La droite marseillaise subit un nouveau revers avec le départ de Laure-Agnès Caradec, présidente des Républicains (LR) des Bouches-du-Rhône, qui a annoncé sa transition vers l'UDR, le parti d'Éric Ciotti. Cet événement coïncide avec un contexte déjà difficile, exacerbée par la récente défaite de Martine Vassal aux élections municipales, où elle a enregistré une performance décevante, ne récoltant que 5,36 % des voix.

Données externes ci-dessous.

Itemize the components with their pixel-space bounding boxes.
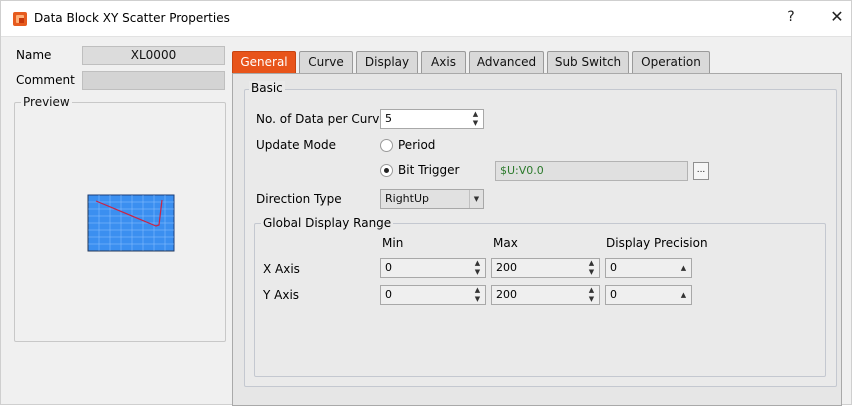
period-radio-label: Period [398, 138, 436, 152]
name-field[interactable]: XL0000 [82, 46, 225, 65]
data-per-curve-value: 5 [385, 112, 392, 125]
y-axis-label: Y Axis [263, 288, 300, 302]
name-label: Name [16, 48, 52, 62]
x-axis-min-stepper[interactable]: 0 ▲ ▼ [380, 258, 486, 278]
max-column-header: Max [493, 236, 518, 250]
y-axis-precision-value: 0 [610, 288, 617, 301]
spin-arrows-icon[interactable]: ▲ ▼ [471, 110, 480, 128]
direction-type-select[interactable]: RightUp ▼ [380, 189, 484, 209]
properties-dialog: Data Block XY Scatter Properties ? ✕ Nam… [0, 0, 852, 406]
window-title: Data Block XY Scatter Properties [34, 11, 230, 25]
preview-chart-image [87, 194, 175, 252]
spin-arrows-icon[interactable]: ▲ ▼ [473, 259, 482, 277]
x-axis-max-value: 200 [496, 261, 517, 274]
comment-field[interactable] [82, 71, 225, 90]
y-axis-min-stepper[interactable]: 0 ▲ ▼ [380, 285, 486, 305]
spin-up-icon[interactable]: ▲ [679, 286, 688, 304]
x-axis-precision-stepper[interactable]: 0 ▲ [605, 258, 692, 278]
spin-arrows-icon[interactable]: ▲ ▼ [473, 286, 482, 304]
bit-trigger-address-field[interactable]: $U:V0.0 [495, 161, 688, 181]
spin-up-icon[interactable]: ▲ [679, 259, 688, 277]
x-axis-precision-value: 0 [610, 261, 617, 274]
y-axis-min-value: 0 [385, 288, 392, 301]
preview-label: Preview [21, 95, 72, 109]
bit-trigger-radio[interactable] [380, 164, 393, 177]
spin-arrows-icon[interactable]: ▲ ▼ [587, 259, 596, 277]
tab-display[interactable]: Display [356, 51, 418, 73]
comment-label: Comment [16, 73, 75, 87]
precision-column-header: Display Precision [606, 236, 708, 250]
x-axis-label: X Axis [263, 262, 300, 276]
tab-advanced[interactable]: Advanced [469, 51, 544, 73]
tab-operation[interactable]: Operation [632, 51, 710, 73]
tab-sub-switch[interactable]: Sub Switch [547, 51, 629, 73]
data-per-curve-label: No. of Data per Curve [256, 112, 387, 126]
y-axis-max-value: 200 [496, 288, 517, 301]
x-axis-min-value: 0 [385, 261, 392, 274]
tab-general[interactable]: General [232, 51, 296, 73]
tab-curve[interactable]: Curve [299, 51, 353, 73]
chevron-down-icon[interactable]: ▼ [469, 190, 483, 208]
direction-type-label: Direction Type [256, 192, 342, 206]
close-button[interactable]: ✕ [829, 7, 845, 26]
tab-axis[interactable]: Axis [421, 51, 466, 73]
update-mode-label: Update Mode [256, 138, 336, 152]
x-axis-max-stepper[interactable]: 200 ▲ ▼ [491, 258, 600, 278]
direction-type-value: RightUp [385, 192, 429, 205]
global-display-range-title: Global Display Range [261, 216, 394, 230]
min-column-header: Min [382, 236, 404, 250]
basic-group-title: Basic [249, 81, 285, 95]
data-per-curve-stepper[interactable]: 5 ▲ ▼ [380, 109, 484, 129]
y-axis-max-stepper[interactable]: 200 ▲ ▼ [491, 285, 600, 305]
period-radio[interactable] [380, 139, 393, 152]
browse-address-button[interactable]: ... [693, 162, 709, 180]
bit-trigger-radio-label: Bit Trigger [398, 163, 460, 177]
title-bar: Data Block XY Scatter Properties ? ✕ [1, 1, 851, 37]
app-icon [13, 12, 27, 26]
help-button[interactable]: ? [783, 9, 799, 25]
spin-arrows-icon[interactable]: ▲ ▼ [587, 286, 596, 304]
y-axis-precision-stepper[interactable]: 0 ▲ [605, 285, 692, 305]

Dans un message publié sur le réseau social X, Caradec déclare : "Aujourd'hui, je choisis une ligne claire, une droite à la fois libérale et sans compromission". Elle exprime également son intention de revendiquer un avenir ambitieux pour Marseille, la Provence et la France. Son départ s'inscrit dans une volonté d'affirmer une voie plus déterminée au sein de la mouvance politique.
Caradec, proche de l'ancien maire Jean-Claude Gaudin, a vécu une lourde défaite lors du second tour municipal, récoltant seulement 8,6 % des voix, loin derrière Éléonore Bez du Rassemblement national, devenue la candidate victorieuse. Ce résultat a profondément affecté la dynamique de la droite dans la région, suscitant des critiques concernant une stratégie électorale qui n'a pas réussi à unir les différentes factions
Expert en politique régionale, Pierre Dupont souligne que ce changement pourrait influencer les électeurs de droite en leur offrant une alternative plus radicale. Il affirme que "l'unification de la droite sous une direction plus ferme pourrait séduire certains électeurs qui se sentent délaissés par Les Républicains".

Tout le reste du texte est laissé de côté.